Tehdit

110 11 0
                                    


Halsey - The Lighthouse

Kabul etmiştim. Ve şu anda Lulu beni akşam için hazırlıyordu. En son Lord ile yemek yediğimde hiçte hoş şeyler yaşamamış olsam da onu reddetmek gibi bir lüksüm yoktu.

Lulu elbisemin tüllerini düzelttikten sonra geri çekildi ve bende aynadaki aksimi net bir şekilde görebilmiştim. Üzerime uzun bir elbise giymiştim. Elbisenin etrafında kahverenginin açık bir tonunda tül vardı. İlk başta siyah bir şeyler giymek istemiştim ama Lulu buna katı bir şekilde karşı çıkmıştı. Sebebini tam anlamasam da çok sorgulamamıştım. Arkama döndüm ve Lulu'ya gülümsedim.

"Teşekkür ederim Lulu ."

"Ne demek hanımım."

Aynaya son bir kere daha baktım ve Lord'un odasına gitmek için yola koyuldum.
Açıkcası Lord ile benim odam arasında hatırı sayılır bir mesafe vardı. Bu yüzden yaklaşık on dakika sonra Lord'un kapısının önüne gelebilmiştim. Normalde burada muhafızların olması gerekmiyor muydu? Neden kimse yoktu? Bir süre daha etrafa göz gezdirdim ama ne gelen vardı ne de giden.

"Lordum aklınızdan neler geçiyor sizin?! Ne diye o kadını yemeğe çağırıyorsunuz?"

Bana tanıdık gelen ses ile konuşmaya kulak kesildim. Bu sefer içeriden Lord'un tehditkar sesi duyuldu.

"Ne zamandır sana hesap vermem gerekiyor?"

"Lordum yapmayın. Eğer size yemekte birinin eşlik etmesini isterseniz bu ben olabilirim. O kadına gerek yok."

Yine "o kadın". Galiba benden bahsediyordu.

"Yeter artık Kalina! Kendine gel. Kiminle yemek yiyip yemeyeceğime ben karar veririm. Şimdi çık dışarı."

"Ama Lordum..."

"Ne dediğimi duymadın mı? Sana çık dışarı dedim."

Kulağımı dayadığım kapıdan hızla birkaç adım uzaklaştım. Tam o sırada benim şaşkın bakışlarım Cariye'nin öfkeli bakışlarıyla buluştu. Beni burada gördüğüne şaşırmış olsa da kısa süre sonra bakışlarını tekrar bir öfke kapladı. Bana doğru geldi ve kulağıma eğildi.

"Sakın kendini bir şey sanıpta onunla yakınlaşmaya kalkma. Yoksa buradaki hayatının cehennemden farkı olmaz ."

Gözlerimi kısdım. Cariye doğrulacağı sırada onu yakasından tutup kendime çektim ve bu sefer de ben onun kulağına yaklaştım. Cariye şaşkınlıkla yerinde debelendi. Ben ise onu daha sıkı tuttum ve gitmesine izin vermedim. Öfkelendiğimi belli eden bir ses tonuyla kulağına fısıldadım.

"Siz kim oluyorsunuz da bana emir verebiliyorsunuz? Karşınızda Lord'un karısı bulunuyor.
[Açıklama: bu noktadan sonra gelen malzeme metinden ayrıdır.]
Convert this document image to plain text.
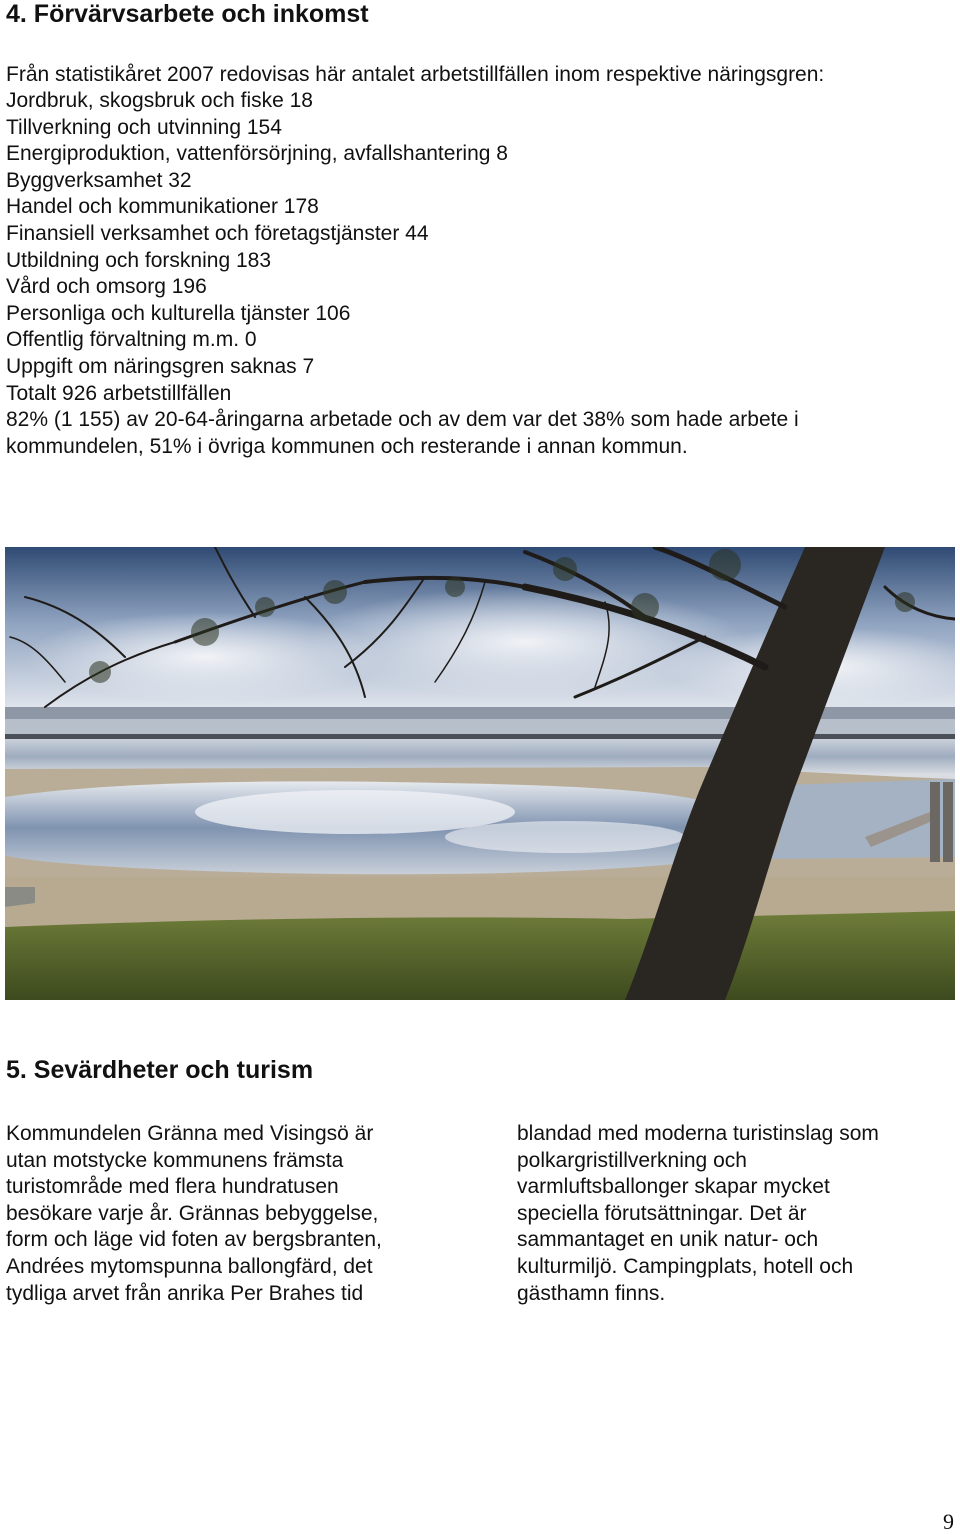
4. Förvärvsarbete och inkomst

Från statistikåret 2007 redovisas här antalet arbetstillfällen inom respektive näringsgren:

Jordbruk, skogsbruk och fiske 18
Tillverkning och utvinning 154
Energiproduktion, vattenförsörjning, avfallshantering 8
Byggverksamhet 32
Handel och kommunikationer 178
Finansiell verksamhet och företagstjänster 44
Utbildning och forskning 183
Vård och omsorg 196
Personliga och kulturella tjänster 106
Offentlig förvaltning m.m. 0
Uppgift om näringsgren saknas 7
Totalt 926 arbetstillfällen

82% (1 155) av 20-64-åringarna arbetade och av dem var det 38% som hade arbete i kommundelen, 51% i övriga kommunen och resterande i annan kommun.

5. Sevärdheter och turism
Kommundelen Gränna med Visingsö är
utan motstycke kommunens främsta
turistområde med flera hundratusen
besökare varje år. Grännas bebyggelse,
form och läge vid foten av bergsbranten,
Andrées mytomspunna ballongfärd, det
tydliga arvet från anrika Per Brahes tid
blandad med moderna turistinslag som
polkargristillverkning och
varmluftsballonger skapar mycket
speciella förutsättningar. Det är
sammantaget en unik natur- och
kulturmiljö. Campingplats, hotell och
gästhamn finns.
9
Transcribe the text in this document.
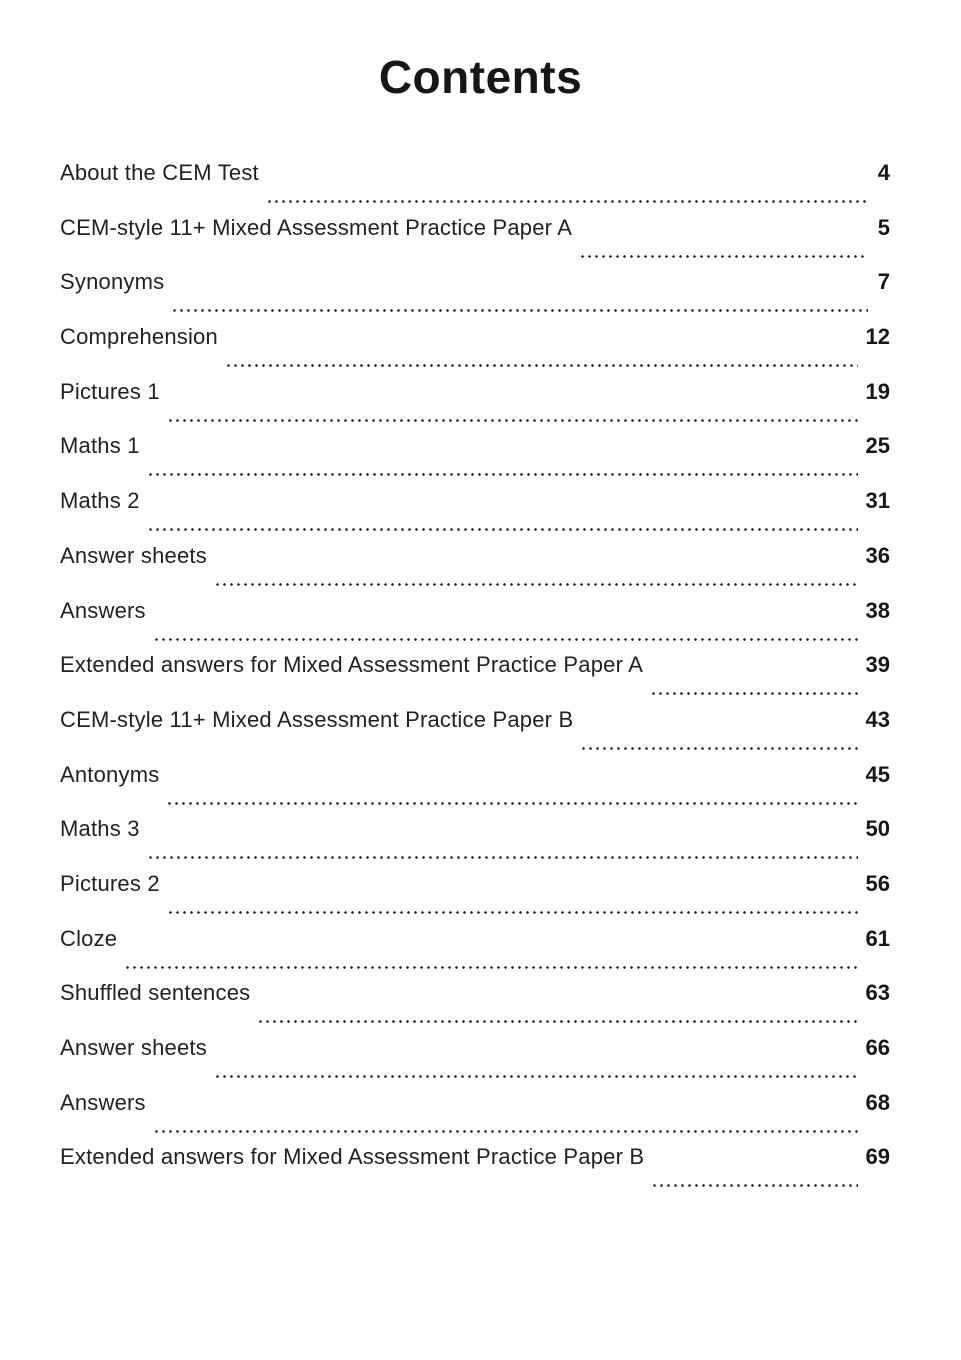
Contents
About the CEM Test	4
CEM-style 11+ Mixed Assessment Practice Paper A	5
Synonyms	7
Comprehension	12
Pictures 1	19
Maths 1	25
Maths 2	31
Answer sheets	36
Answers	38
Extended answers for Mixed Assessment Practice Paper A	39
CEM-style 11+ Mixed Assessment Practice Paper B	43
Antonyms	45
Maths 3	50
Pictures 2	56
Cloze	61
Shuffled sentences	63
Answer sheets	66
Answers	68
Extended answers for Mixed Assessment Practice Paper B	69
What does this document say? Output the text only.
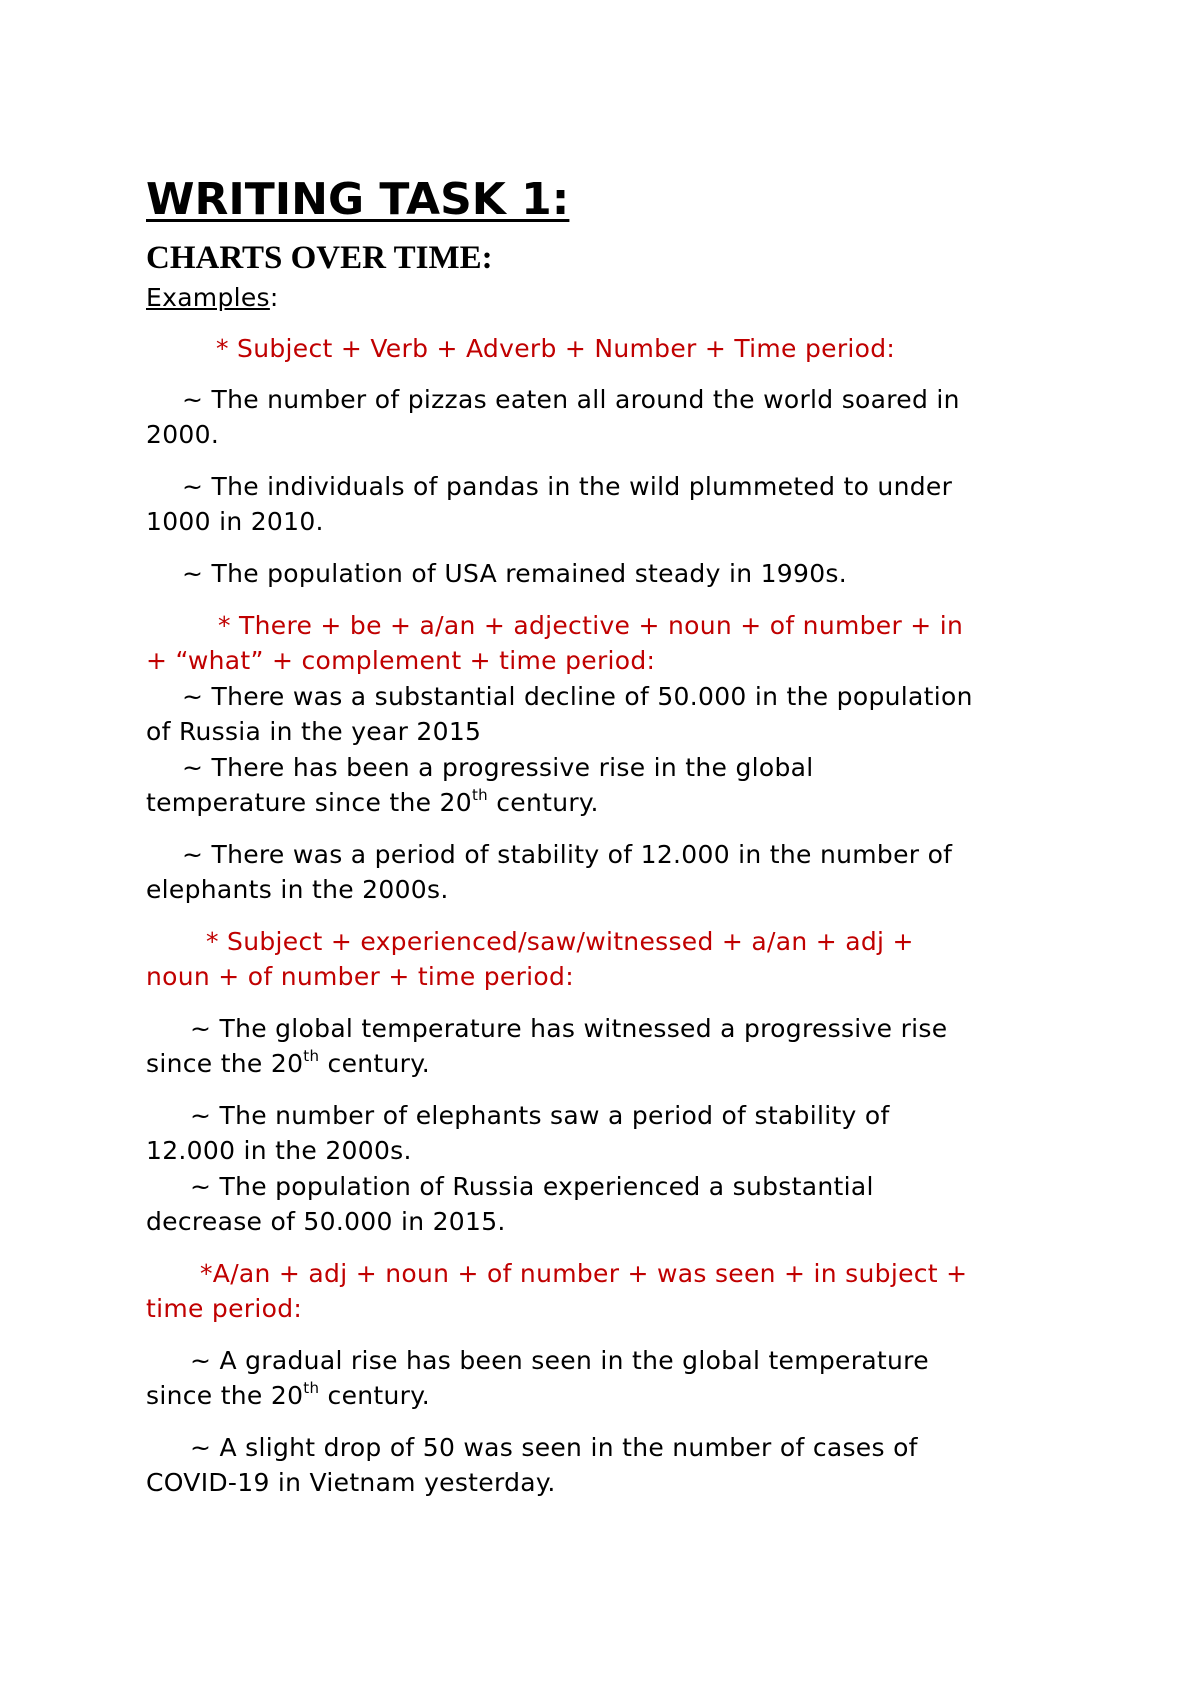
WRITING TASK 1:
CHARTS OVER TIME:
Examples:
* Subject + Verb + Adverb + Number + Time period:
~ The number of pizzas eaten all around the world soared in
2000.
~ The individuals of pandas in the wild plummeted to under
1000 in 2010.
~ The population of USA remained steady in 1990s.
* There + be + a/an + adjective + noun + of number + in
+ “what” + complement + time period:
~ There was a substantial decline of 50.000 in the population
of Russia in the year 2015
~ There has been a progressive rise in the global
temperature since the 20th century.
~ There was a period of stability of 12.000 in the number of
elephants in the 2000s.
* Subject + experienced/saw/witnessed + a/an + adj +
noun + of number + time period:
~ The global temperature has witnessed a progressive rise
since the 20th century.
~ The number of elephants saw a period of stability of
12.000 in the 2000s.
~ The population of Russia experienced a substantial
decrease of 50.000 in 2015.
*A/an + adj + noun + of number + was seen + in subject +
time period:
~ A gradual rise has been seen in the global temperature
since the 20th century.
~ A slight drop of 50 was seen in the number of cases of
COVID-19 in Vietnam yesterday.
Yani, yerini bil... " nefesimi yavaşça kulağına üfledim. Etrafa yaydığım enerji ve Cariye'nin üzerinde kurduğum baskı gözle görülür derecede fazlaydı. Cariye'nin titrediğini hissedebiliyordum. Yine de onu bırakmadım ve sözlerimi her bir kelimenin üzerinde durarak tamamladım. "... Seni küçük soytarı."

Yavaşça geri çekildim ve Cariye'nin yakasını bıraktım. Az önce hiçbir şey olmamış gibi yüzüme masum bir gülümseme takındım. Sıktığım için buruşan yakasını düzeltiyormuş gibi yaptım.

"Lord için olan endişenizi anlıyorum. Ama lütfen aşırıya kaçmayın. Size iyi geceler dilerim."

Yanından yüzüme yerleştirdiğim zafer gülümsemem ile geçtim ve Lord'un odasına girdim. Lord yaslandığı masadan bana bakıyordu. Anlaşılan az önceki konuşmaya şahit olmuştu. Eteklerimden tutarak onu selamladım.

" İyi akşamlar dilerim, Lordum. "

Doğruldum ve gözlerinin içine baktım. Sakince yaslandığı yerden doğruldu ve masanın başında bulunan sandalyeye oturdu. Eliyle de yanındaki sandalyeyi göstererek bana baktı.